On Mon, Mar 17, 2025 at 11:11:10PM -0700, Christoph Hellwig wrote:
> On Mon, Mar 17, 2025 at 02:21:29PM -0400, Kent Overstreet wrote:
> > Beyond making sure that retries go to the physical media, there's "retry
> > level" in the NVME spec which needs to be plumbed, and that one will be
> > particularly useful in multi device scenarios. (Crank retry level up
> > or down based on whether we can retry from different devices).
> 
> The read recovery level is to reduce the amount or intensity of read
> retries, not to increase it so that workloads that have multiple sources
> for data aren't stalled by the sometimes extremely long read recovery.

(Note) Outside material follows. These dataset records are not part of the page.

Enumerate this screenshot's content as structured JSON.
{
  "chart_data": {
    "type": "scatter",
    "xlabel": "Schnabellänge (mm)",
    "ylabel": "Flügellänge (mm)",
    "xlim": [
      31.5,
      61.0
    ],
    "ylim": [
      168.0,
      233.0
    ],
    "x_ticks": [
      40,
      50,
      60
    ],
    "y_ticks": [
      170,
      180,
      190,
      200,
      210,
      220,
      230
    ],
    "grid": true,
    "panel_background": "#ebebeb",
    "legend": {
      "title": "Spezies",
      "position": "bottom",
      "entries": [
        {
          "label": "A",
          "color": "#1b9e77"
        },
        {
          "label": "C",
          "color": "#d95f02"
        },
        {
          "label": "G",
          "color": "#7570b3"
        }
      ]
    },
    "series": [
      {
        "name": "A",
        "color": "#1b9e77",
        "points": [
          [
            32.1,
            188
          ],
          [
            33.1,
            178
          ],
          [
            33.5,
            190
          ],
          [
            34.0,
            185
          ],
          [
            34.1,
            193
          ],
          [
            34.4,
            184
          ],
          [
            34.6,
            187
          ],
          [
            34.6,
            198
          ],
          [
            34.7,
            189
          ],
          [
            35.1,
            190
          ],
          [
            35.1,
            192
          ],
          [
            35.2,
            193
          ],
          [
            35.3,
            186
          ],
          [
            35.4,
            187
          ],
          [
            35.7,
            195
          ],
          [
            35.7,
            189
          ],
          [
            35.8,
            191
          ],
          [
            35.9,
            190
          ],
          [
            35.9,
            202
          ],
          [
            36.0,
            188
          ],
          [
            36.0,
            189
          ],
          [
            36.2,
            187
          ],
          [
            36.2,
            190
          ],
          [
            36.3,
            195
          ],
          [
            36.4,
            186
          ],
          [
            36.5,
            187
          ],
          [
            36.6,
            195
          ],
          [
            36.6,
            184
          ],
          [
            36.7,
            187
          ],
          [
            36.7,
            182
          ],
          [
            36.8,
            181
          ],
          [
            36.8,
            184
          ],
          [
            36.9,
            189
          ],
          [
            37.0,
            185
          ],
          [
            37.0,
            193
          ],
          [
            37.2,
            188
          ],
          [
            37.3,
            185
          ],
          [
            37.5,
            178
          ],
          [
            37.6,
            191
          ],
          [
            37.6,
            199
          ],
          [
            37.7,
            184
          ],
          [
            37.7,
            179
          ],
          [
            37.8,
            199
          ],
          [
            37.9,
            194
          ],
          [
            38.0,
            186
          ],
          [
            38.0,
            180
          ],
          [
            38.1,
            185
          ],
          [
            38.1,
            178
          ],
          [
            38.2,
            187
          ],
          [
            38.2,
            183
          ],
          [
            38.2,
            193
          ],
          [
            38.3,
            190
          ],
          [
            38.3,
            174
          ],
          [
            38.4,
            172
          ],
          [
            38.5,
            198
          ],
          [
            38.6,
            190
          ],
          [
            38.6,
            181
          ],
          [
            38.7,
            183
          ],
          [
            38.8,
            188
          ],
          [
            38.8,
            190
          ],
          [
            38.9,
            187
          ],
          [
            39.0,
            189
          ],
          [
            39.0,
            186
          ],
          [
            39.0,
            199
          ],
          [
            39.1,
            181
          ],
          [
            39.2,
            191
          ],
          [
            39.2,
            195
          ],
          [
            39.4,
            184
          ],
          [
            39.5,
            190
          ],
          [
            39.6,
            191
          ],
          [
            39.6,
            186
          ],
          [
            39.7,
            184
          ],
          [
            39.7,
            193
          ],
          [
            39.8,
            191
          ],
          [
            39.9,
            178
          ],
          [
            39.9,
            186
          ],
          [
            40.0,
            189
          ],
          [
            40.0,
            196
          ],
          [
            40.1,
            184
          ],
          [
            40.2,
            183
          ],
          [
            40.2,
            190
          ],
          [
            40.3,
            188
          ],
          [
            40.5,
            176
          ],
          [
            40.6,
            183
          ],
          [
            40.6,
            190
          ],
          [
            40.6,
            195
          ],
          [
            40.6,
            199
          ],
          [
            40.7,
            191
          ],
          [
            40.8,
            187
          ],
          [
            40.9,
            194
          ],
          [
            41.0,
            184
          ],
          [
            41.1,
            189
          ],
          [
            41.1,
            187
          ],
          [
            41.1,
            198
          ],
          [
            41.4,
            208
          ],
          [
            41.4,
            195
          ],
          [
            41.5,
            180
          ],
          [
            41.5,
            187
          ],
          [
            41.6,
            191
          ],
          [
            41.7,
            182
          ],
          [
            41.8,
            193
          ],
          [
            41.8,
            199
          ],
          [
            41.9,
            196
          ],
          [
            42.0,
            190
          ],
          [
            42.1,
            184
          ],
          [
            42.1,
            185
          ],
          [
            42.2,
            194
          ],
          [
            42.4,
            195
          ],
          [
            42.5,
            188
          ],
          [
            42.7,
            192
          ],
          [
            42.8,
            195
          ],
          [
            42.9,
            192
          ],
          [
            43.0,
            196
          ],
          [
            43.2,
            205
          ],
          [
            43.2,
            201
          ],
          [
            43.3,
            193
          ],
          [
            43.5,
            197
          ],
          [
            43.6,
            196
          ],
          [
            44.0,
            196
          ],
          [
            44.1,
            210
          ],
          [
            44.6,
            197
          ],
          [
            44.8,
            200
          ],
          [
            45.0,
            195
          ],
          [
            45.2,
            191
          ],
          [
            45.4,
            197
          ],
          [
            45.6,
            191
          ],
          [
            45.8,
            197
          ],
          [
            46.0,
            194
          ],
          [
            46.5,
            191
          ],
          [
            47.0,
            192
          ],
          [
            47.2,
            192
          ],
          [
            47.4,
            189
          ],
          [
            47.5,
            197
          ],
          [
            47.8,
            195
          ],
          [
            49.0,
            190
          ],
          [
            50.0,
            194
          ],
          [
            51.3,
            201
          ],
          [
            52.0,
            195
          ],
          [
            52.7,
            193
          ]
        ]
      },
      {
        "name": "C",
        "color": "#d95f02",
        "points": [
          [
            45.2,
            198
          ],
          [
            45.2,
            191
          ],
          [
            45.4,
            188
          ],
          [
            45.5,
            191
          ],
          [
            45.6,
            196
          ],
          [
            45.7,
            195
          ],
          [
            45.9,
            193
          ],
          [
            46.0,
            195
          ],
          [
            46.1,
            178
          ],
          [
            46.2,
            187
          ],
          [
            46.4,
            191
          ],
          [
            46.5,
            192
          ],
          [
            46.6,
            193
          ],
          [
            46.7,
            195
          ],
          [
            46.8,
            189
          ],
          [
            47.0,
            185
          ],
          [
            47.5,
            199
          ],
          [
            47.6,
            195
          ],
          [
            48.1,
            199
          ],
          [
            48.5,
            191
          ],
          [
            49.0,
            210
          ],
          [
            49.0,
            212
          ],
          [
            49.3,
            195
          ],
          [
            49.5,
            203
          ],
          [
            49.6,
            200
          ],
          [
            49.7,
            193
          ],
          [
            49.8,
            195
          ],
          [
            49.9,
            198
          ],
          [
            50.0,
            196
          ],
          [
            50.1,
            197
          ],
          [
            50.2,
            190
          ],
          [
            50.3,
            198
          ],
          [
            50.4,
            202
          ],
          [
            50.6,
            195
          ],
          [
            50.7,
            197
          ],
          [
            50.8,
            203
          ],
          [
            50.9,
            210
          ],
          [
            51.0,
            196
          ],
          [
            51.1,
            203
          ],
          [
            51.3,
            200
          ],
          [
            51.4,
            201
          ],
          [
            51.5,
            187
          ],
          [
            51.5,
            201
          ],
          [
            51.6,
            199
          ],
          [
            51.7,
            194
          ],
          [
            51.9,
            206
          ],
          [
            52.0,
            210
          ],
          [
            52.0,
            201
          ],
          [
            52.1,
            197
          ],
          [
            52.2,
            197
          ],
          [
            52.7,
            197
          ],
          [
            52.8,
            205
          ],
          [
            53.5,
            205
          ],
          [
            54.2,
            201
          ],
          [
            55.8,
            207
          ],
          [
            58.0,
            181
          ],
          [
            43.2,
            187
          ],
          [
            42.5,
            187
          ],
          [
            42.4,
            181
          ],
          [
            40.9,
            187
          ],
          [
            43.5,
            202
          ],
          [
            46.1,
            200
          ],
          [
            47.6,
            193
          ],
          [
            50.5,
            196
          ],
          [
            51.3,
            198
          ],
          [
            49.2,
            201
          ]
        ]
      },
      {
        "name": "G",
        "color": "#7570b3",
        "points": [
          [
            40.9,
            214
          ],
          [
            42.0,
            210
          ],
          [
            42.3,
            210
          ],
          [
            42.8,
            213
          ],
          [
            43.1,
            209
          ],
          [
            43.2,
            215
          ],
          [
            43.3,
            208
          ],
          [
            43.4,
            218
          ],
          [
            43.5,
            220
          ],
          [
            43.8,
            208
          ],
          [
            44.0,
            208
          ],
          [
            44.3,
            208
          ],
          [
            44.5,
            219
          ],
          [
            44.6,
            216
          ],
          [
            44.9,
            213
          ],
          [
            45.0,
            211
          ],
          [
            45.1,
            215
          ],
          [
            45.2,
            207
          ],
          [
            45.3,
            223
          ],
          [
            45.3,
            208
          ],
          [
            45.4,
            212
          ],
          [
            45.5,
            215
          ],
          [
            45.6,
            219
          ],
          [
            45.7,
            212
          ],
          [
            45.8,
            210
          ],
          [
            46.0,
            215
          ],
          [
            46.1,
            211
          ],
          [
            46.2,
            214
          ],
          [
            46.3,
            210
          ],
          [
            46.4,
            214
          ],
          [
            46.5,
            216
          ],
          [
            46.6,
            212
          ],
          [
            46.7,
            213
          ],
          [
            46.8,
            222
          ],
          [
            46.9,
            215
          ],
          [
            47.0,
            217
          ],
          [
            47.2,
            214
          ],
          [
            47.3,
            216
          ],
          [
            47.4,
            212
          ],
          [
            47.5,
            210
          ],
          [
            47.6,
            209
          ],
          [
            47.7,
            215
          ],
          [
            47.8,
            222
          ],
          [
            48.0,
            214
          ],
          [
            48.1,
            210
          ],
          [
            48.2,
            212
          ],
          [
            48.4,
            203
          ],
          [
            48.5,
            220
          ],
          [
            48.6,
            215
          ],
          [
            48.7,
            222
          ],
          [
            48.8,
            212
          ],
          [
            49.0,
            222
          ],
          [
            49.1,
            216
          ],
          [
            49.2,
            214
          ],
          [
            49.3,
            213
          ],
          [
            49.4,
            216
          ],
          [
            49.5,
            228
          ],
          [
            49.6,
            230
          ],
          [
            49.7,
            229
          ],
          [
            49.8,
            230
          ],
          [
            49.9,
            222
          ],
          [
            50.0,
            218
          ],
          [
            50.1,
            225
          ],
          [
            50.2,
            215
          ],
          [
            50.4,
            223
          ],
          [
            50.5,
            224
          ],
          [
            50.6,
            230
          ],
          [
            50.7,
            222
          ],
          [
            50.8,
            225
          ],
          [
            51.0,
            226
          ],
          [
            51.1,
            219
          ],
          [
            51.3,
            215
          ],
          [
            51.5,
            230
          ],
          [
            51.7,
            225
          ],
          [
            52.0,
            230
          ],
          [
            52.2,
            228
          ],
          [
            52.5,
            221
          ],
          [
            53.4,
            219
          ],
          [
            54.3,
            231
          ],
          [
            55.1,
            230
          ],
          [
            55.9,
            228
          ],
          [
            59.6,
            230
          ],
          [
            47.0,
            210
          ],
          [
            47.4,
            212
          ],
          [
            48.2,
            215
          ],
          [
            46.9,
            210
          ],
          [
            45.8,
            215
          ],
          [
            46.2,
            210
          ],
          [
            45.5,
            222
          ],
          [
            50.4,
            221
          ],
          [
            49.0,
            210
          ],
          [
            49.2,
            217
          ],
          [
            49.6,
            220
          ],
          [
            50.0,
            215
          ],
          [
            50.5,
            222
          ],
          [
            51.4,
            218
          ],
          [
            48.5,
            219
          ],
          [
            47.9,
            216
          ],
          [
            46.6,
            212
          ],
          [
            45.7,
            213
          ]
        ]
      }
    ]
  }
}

> You won't really find much hardware that actually implements it.
> 
> As a little background: The read recovery level was added as part of the
> predictive latency mode and originally tied to the (now heavily deprecated
> and never implemented in scale) NVM sets.  Yours truly successfully
> argued that they should not be tied to NVM sets and helped to make them
> more generic, but the there was basically no uptake of the read recovery
> level, with or without NVM sets.

Well, if it can't be set per IO, that makes it fairly useless.

If it _was_ per IO it'd be dead easy to slot into bcachefs, the tracking
of IO/checksum errors in a replicated/erasure coded extent is
sophisticated enough to easily accommodate things like this (mainly you
need to know when submitting - do we have additional retries? and then
when you get an error, you don't want count it if it was "fast fail").